Os boatos diplomáticos já o prediziam. A conjuntura adiantava o prognóstico. Os desentendimentos e desalinhos políticos já se ouviam nos corredores das instuições europeias. O Tratado Constitucional é o tendão de Aquiles iniciado com a política económica.
A Itália há muito pondera a salvaguarda à moeda europeia (sugere a dupla circulação retomando a lira)- hoje o Ministro da Economia italiano realça à Imprensa a força dessa possibilidade. O sonho europeu desvanece-se porque é megalómano, a alto nível.
Houve um salto abrupto nos últimos cinco anos que distanciou ainda mais o espaço público do círculo privado diplomático. O verniz da discórdia estala ainda mais e, na próxima cimeira de Junho, é emergente concertar uma solução para ultrapassar a depressão pós-referendos (as negas da França e da Holanda ditaram a sentença do fracasso; as sondagens da Dinamarca alinham no não).
Até aqui não se ponderou o fracasso do Tratado, não se planeou a estratégia do insucesso - não há plano B (os bons gestores têm sempre plano B) . A culpa? Essa é sempre solteira e inocente, mas neste ponto concreto a culpa é partilhada, sobretudo num nível subsidiário (em Portugal não houve uma única campanha de sensibilização sobre o que é o Tratado Constitucional Europeu). Que fizeram os Estados-Membros para afastar os fantasmas políticos europeus do espaço público? Um vazio oco e ressonante de silêncio....

|-Café displicente-|

Esquece a frugalidade das outras cidades: caminha assim ao vento, lânguido, despretensioso pelo passeio de granito matizado, onde o vermelho quase em espiral povoa o branco que se funde em sabores da brisa. Elas não têm pressa. São bem-parecidas. Têm tempo para as pequenas coisas. São lentas nos gestos, nas palavras, nos amores. Inconstantes com o cigarro e displicentes com o café que sabe a tudo menos a isso.

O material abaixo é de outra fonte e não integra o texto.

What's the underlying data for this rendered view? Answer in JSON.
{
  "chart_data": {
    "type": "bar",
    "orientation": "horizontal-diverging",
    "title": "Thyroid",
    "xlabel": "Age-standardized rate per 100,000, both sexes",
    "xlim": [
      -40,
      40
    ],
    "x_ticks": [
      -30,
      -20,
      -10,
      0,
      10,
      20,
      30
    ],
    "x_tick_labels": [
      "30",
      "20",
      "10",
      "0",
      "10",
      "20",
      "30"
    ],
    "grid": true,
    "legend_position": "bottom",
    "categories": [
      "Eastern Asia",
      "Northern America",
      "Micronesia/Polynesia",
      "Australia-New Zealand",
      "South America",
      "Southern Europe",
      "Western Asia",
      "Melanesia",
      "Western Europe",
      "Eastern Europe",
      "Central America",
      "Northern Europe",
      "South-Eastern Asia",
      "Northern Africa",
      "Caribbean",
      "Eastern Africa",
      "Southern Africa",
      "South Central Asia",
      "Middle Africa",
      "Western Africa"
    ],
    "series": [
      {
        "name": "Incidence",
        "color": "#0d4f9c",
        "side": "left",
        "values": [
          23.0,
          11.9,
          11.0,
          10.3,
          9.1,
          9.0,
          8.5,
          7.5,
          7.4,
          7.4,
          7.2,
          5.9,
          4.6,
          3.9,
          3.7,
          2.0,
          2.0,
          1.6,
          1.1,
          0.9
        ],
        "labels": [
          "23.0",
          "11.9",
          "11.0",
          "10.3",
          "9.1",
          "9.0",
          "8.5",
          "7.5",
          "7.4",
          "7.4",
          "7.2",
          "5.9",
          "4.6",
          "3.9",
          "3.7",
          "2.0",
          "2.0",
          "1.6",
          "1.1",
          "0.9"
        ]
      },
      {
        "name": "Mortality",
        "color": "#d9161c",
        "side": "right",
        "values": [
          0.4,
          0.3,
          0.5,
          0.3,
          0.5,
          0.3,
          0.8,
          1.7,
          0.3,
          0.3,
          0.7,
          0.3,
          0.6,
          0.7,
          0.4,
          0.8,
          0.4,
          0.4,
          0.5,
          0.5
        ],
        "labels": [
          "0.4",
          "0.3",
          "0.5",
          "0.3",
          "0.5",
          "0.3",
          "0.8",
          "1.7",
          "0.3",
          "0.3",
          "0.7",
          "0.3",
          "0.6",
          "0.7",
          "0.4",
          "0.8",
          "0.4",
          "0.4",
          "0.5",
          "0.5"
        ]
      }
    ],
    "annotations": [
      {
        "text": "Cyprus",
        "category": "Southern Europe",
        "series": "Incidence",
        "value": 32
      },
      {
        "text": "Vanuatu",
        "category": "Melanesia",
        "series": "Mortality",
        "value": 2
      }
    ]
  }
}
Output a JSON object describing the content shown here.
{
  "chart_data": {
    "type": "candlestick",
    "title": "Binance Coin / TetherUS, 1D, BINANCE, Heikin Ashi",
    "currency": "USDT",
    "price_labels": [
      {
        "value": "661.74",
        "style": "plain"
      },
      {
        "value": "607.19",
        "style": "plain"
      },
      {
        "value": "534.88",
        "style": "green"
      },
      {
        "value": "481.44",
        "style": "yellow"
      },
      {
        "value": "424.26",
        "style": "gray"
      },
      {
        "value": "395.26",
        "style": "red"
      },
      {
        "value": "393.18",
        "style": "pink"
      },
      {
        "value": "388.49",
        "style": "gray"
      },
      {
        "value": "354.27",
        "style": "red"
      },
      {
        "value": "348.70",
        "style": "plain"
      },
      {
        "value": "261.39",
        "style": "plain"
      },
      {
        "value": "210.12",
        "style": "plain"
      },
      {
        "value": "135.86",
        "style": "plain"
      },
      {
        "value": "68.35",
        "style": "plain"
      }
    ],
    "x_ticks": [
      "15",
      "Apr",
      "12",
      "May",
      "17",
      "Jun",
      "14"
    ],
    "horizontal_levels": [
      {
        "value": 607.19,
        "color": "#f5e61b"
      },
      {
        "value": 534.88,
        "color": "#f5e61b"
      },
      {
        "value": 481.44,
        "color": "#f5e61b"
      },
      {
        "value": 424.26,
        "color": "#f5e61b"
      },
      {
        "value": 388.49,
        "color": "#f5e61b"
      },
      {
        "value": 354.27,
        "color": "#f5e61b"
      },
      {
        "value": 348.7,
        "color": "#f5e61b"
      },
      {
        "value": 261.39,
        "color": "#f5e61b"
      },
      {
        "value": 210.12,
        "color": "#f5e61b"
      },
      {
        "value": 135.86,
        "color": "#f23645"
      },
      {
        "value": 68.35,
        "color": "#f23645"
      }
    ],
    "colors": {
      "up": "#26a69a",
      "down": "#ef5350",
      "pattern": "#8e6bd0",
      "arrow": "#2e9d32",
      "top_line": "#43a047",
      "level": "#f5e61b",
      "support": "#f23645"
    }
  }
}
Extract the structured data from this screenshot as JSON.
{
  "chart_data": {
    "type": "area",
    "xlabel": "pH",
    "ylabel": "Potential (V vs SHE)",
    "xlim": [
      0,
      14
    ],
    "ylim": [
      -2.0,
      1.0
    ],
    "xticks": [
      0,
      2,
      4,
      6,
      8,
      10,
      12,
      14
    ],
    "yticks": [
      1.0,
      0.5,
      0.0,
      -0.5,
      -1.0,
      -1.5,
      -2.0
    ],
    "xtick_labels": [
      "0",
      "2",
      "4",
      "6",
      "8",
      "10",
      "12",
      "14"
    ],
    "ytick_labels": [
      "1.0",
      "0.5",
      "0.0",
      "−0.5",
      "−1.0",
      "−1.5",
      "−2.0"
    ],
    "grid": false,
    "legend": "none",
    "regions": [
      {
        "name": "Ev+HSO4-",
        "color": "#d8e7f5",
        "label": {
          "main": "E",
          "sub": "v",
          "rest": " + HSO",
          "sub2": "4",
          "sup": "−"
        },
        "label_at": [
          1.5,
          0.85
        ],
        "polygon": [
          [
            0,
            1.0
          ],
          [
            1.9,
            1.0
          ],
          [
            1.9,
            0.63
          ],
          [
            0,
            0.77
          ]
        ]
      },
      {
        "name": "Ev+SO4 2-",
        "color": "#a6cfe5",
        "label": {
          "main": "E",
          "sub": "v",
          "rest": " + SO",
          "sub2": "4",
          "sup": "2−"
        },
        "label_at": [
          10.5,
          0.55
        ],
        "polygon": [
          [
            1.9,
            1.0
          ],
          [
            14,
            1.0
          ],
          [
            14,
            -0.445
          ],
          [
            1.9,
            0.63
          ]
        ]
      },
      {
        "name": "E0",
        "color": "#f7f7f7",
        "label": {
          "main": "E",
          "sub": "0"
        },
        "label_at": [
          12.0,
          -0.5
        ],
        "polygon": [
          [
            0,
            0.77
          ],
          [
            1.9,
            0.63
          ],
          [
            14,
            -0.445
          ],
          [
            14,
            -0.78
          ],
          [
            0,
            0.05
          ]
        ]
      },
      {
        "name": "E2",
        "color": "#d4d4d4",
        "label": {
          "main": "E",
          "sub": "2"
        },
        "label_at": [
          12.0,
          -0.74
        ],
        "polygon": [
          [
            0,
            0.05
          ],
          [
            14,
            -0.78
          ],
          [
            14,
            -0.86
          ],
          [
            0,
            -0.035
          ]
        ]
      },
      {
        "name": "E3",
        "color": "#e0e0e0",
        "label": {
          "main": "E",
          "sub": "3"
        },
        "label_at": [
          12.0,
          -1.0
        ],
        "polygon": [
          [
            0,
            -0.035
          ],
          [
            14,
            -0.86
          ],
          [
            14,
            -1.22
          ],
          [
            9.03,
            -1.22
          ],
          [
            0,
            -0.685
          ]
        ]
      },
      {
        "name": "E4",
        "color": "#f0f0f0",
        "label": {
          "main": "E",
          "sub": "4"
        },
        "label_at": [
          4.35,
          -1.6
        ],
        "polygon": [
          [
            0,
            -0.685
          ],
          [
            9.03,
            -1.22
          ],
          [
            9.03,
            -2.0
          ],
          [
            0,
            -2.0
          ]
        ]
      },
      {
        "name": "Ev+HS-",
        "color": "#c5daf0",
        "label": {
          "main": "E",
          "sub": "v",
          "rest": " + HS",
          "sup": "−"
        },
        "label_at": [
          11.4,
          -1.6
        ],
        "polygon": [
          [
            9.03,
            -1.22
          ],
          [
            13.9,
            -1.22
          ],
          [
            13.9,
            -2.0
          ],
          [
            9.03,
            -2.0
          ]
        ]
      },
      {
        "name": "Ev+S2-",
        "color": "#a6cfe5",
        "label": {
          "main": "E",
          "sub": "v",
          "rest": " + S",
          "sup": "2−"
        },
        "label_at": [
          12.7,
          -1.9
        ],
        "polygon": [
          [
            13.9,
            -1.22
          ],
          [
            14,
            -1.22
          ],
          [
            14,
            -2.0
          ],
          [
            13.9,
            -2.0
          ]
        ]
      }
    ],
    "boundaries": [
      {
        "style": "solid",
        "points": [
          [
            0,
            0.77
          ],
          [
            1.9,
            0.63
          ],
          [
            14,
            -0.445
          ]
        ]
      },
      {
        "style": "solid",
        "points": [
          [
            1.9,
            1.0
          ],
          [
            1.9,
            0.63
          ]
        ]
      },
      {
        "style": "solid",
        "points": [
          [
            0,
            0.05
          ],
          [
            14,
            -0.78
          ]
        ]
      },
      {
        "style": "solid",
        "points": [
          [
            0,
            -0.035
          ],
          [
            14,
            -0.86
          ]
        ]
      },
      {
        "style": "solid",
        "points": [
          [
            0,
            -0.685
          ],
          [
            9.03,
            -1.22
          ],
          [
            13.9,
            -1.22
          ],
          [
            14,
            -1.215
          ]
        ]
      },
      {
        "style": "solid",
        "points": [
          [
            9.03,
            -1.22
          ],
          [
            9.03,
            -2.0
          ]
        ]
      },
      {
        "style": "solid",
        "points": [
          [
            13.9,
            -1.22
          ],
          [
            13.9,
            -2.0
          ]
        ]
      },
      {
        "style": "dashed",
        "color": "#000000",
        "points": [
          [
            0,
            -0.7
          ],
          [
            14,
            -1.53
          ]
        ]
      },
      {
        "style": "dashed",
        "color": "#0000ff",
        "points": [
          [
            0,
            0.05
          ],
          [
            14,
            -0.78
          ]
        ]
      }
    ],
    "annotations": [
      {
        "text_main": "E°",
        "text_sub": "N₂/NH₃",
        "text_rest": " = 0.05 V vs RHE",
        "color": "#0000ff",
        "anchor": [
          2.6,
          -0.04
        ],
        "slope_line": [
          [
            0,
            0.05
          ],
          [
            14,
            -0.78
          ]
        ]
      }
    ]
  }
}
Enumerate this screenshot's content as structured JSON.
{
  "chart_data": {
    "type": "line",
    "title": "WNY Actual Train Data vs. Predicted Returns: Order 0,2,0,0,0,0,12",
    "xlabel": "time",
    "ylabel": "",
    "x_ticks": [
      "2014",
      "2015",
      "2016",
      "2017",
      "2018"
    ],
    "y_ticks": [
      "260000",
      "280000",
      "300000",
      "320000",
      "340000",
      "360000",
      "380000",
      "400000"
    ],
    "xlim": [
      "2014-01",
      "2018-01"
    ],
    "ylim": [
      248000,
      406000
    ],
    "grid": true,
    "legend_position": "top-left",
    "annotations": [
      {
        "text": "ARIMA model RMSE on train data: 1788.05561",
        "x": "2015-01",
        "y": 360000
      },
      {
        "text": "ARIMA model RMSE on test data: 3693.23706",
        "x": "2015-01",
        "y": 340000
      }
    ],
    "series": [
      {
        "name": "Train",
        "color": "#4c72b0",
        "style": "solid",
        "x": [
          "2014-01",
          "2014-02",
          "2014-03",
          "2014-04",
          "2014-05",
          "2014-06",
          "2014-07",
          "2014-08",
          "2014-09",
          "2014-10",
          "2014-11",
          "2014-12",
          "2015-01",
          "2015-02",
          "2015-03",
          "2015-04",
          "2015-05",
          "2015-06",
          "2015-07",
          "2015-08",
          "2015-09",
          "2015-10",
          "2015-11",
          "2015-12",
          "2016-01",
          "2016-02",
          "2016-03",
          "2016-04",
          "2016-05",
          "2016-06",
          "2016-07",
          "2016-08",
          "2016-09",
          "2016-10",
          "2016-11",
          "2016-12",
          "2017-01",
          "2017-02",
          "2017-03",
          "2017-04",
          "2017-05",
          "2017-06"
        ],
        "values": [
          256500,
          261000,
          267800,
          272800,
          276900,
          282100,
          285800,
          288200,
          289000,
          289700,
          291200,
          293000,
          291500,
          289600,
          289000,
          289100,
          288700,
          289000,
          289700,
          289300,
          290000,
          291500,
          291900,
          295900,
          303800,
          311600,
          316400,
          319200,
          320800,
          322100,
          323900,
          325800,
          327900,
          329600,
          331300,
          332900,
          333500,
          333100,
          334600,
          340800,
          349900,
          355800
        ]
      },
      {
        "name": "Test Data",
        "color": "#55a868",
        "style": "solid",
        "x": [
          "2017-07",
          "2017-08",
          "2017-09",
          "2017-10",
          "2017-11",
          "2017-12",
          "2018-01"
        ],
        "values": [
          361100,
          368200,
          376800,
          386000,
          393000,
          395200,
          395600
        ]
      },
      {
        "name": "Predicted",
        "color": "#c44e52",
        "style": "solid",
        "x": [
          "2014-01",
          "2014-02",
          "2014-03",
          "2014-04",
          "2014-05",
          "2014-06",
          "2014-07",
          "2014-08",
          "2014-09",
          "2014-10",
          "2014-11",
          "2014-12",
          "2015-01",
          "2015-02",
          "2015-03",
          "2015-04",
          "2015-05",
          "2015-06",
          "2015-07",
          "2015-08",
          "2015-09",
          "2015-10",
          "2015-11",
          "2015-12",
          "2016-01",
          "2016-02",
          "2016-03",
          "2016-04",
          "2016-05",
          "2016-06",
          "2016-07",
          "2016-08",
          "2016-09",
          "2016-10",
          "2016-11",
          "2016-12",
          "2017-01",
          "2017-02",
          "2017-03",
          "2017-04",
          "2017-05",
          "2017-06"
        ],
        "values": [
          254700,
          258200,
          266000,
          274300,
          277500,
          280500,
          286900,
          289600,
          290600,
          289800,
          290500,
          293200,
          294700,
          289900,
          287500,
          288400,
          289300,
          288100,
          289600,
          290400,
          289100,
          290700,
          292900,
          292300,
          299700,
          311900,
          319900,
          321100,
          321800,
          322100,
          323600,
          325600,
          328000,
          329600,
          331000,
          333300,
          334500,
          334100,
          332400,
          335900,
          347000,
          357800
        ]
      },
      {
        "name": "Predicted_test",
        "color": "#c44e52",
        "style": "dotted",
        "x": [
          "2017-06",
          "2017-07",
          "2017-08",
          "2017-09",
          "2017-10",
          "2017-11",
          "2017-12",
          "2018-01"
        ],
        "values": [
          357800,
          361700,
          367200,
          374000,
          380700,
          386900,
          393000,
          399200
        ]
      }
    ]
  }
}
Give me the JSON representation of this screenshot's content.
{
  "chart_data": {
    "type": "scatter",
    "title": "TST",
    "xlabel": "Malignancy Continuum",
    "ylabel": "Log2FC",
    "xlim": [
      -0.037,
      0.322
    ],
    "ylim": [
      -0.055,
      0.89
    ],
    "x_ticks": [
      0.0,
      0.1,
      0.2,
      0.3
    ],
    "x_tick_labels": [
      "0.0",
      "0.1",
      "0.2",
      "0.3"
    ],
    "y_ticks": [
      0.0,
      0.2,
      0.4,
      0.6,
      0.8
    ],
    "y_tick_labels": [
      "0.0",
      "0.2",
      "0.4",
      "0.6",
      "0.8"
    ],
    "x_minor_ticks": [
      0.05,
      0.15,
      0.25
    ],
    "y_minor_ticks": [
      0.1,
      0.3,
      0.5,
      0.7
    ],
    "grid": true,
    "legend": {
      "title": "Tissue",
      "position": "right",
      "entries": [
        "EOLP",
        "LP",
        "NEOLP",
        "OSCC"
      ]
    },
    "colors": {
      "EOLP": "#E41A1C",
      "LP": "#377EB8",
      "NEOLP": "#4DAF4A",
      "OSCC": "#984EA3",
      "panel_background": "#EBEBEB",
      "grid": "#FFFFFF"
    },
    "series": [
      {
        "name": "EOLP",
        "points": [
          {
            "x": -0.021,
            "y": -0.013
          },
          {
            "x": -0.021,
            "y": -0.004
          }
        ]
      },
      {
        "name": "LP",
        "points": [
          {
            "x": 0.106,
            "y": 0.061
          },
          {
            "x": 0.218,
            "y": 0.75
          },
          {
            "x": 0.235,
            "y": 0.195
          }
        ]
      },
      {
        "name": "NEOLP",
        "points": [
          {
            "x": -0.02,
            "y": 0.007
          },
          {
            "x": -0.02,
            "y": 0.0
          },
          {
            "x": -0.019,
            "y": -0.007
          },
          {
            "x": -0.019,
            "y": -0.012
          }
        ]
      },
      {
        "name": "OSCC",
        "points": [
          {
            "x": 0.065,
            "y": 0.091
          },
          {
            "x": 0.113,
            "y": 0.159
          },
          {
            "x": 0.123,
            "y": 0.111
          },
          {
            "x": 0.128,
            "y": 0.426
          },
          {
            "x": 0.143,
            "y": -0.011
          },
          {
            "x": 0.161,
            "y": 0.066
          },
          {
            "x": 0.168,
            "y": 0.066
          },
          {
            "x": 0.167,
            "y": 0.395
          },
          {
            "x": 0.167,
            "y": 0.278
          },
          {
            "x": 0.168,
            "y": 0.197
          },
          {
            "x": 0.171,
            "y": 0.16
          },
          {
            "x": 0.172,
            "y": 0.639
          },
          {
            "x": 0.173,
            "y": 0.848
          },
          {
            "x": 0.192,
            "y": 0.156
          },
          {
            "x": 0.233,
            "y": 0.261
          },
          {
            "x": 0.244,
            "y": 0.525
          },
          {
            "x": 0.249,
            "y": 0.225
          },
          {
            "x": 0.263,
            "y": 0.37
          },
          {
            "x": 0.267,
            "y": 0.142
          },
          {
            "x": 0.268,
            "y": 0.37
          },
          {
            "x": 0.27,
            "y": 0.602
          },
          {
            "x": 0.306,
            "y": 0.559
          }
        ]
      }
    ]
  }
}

quarta-feira, junho 01, 2005

[-A Cultura do Encoberto-]

Ou ainda estamos à espera de um D.Sebastião redentor, ou como por uma lavagem cerebral em massa a população deixou-se amestrar pelo cúmulo da alienação. "Somos" pornograficamente doentes pela tragédia, pelo humor negro. "Por Favor" parem de falar das pequenas Vanessas e das pequenas Joanas que inocentemente deslizaram nas mãos da crueza. Já sei que as vamos esquecer ( a memória é curta!) mas mais que estraçalhar a agudeza da má língua, importa gastar o latim ou a tinta a tentar mudar este sistema onde o erro e o engano continuam a ser premiados.